Mid-August Lunch Review

Mid-August Lunch film still

Score

As single joke movies go, this droll, happy-go-lucky miniature from Gianni Di Gregorio is easily one of the better ones.

As single joke movies go, this droll, happy-go-lucky miniature from writer-director-actor Gianni Di Gregorio is easily one of the better ones. The joke is an oldie but a goodie, essentially suggesting that we mature from children in to adults, then in our twilight years, those ingrained, naïve impulses from our formative years return to see us through to death.

Di Gregorio makes for a charming lead as Giovanni, a good-natured, though directionless middle-aged man who enjoys a tipple whenever he can get one. He lives with and tends to his beloved, liver-spot dappled mother in their pokey apartment in Rome, exploiting his tragic situation in order to get out of paying rent.

He is one day confronted by the superintendent, who offers him a proposition: if Giovanni will watch over his mother for the mid-August Ferragosto holiday, then he would be willing to overlook those long-due payments.

Gianni accepts. Then he’s saddled with an extra aunt. And then the doctor arrives, and someone needs to look after his mother too. From then on it’s virtually a babysitting movie, albeit and amusing and lively one, with Giovanni charged with cooking meals, putting the women to bed, tending to their dietary and medical needs as well as lifting them out of their sporadic strops.

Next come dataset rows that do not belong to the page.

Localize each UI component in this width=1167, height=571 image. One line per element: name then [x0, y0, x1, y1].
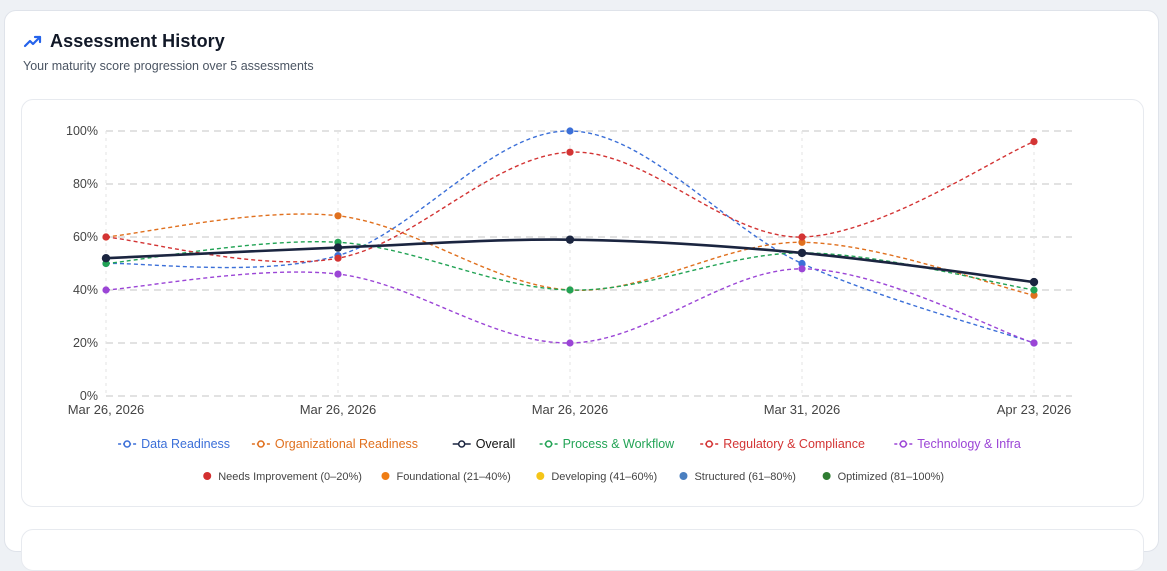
maturity-legend-label: Structured (61–80%)	[694, 471, 796, 483]
data-point-process-workflow	[566, 286, 574, 294]
legend-marker-icon	[899, 440, 908, 448]
maturity-dot-icon	[679, 472, 688, 480]
data-point-regulatory-compliance	[102, 233, 110, 241]
data-point-data-readiness	[798, 259, 806, 268]
y-tick-label: 100%	[66, 124, 98, 138]
maturity-legend-label: Foundational (21–40%)	[396, 471, 510, 483]
line-chart: 0% 20% 40% 60% 80% 100% Mar 26, 2026 Mar 26, 20…	[66, 124, 1072, 483]
legend-marker-icon	[257, 440, 265, 448]
maturity-dot-icon	[536, 472, 545, 480]
data-point-regulatory-compliance	[798, 233, 806, 241]
maturity-dot-icon	[822, 472, 831, 480]
card-header: Assessment History	[23, 31, 225, 52]
maturity-legend-item: Needs Improvement (0–20%)	[203, 471, 362, 483]
maturity-legend-item: Structured (61–80%)	[679, 471, 796, 483]
maturity-legend-item: Optimized (81–100%)	[822, 471, 944, 483]
data-point-technology-infra	[334, 270, 342, 278]
y-tick-label: 80%	[73, 177, 98, 191]
maturity-legend-item: Foundational (21–40%)	[381, 471, 511, 483]
legend-marker-icon	[544, 440, 553, 448]
data-point-technology-infra	[102, 286, 110, 294]
maturity-legend-label: Needs Improvement (0–20%)	[218, 471, 362, 483]
legend-label: Data Readiness	[141, 437, 230, 451]
legend-marker-icon	[123, 440, 131, 448]
maturity-dot-icon	[381, 472, 390, 480]
data-point-data-readiness	[566, 127, 574, 135]
y-tick-label: 0%	[80, 389, 98, 403]
maturity-legend-label: Optimized (81–100%)	[838, 471, 944, 483]
legend-label: Technology & Infra	[917, 437, 1021, 451]
data-point-regulatory-compliance	[1030, 138, 1038, 146]
legend-item-organizational-readiness[interactable]: Organizational Readiness	[251, 437, 418, 451]
y-tick-label: 40%	[73, 283, 98, 297]
data-point-technology-infra	[566, 339, 574, 347]
card-subtitle: Your maturity score progression over 5 a…	[23, 59, 314, 73]
maturity-dot-icon	[203, 472, 212, 480]
chart-container: 0% 20% 40% 60% 80% 100% Mar 26, 2026 Mar 26, 20…	[21, 99, 1144, 507]
y-tick-label: 60%	[73, 230, 98, 244]
legend-label: Process & Workflow	[563, 437, 676, 451]
next-card	[21, 529, 1144, 571]
x-tick-label: Mar 26, 2026	[68, 402, 145, 417]
data-point-organizational-readiness	[798, 238, 806, 246]
trending-up-icon	[23, 35, 42, 47]
data-point-regulatory-compliance	[334, 254, 342, 262]
card-title: Assessment History	[50, 31, 225, 51]
data-point-overall	[1029, 277, 1039, 287]
data-point-overall	[797, 248, 807, 258]
legend-item-regulatory-compliance[interactable]: Regulatory & Compliance	[700, 437, 865, 451]
legend-label: Overall	[476, 437, 516, 451]
x-tick-label: Apr 23, 2026	[997, 402, 1071, 417]
series-line-organizational-readiness	[105, 213, 1035, 296]
legend-item-technology-infra[interactable]: Technology & Infra	[894, 437, 1021, 451]
legend-label: Organizational Readiness	[275, 437, 418, 451]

It’s a difficult film to dislike, but there is a nagging feeling that it could have been even better. Di Gregorio’s choice to play for laughs and have his own character as a broadly comedic eye-rolling overseer means that there’s no moment of realisation or emotional pay-off, however subtle, to suggest that this experience has affected him at all. The direction, too, is a little erratic, with some shots beautifully framed and lit, and others very murky and needlessly ambling.

Anticipation

Won the Satyajit Ray Award at last year’s London Film Festival, if that means anything to you.

4

Enjoyment

Very sweet indeed. Provides mild giggles a-plenty.

3

In Retrospect

A little too light and loose for its own good.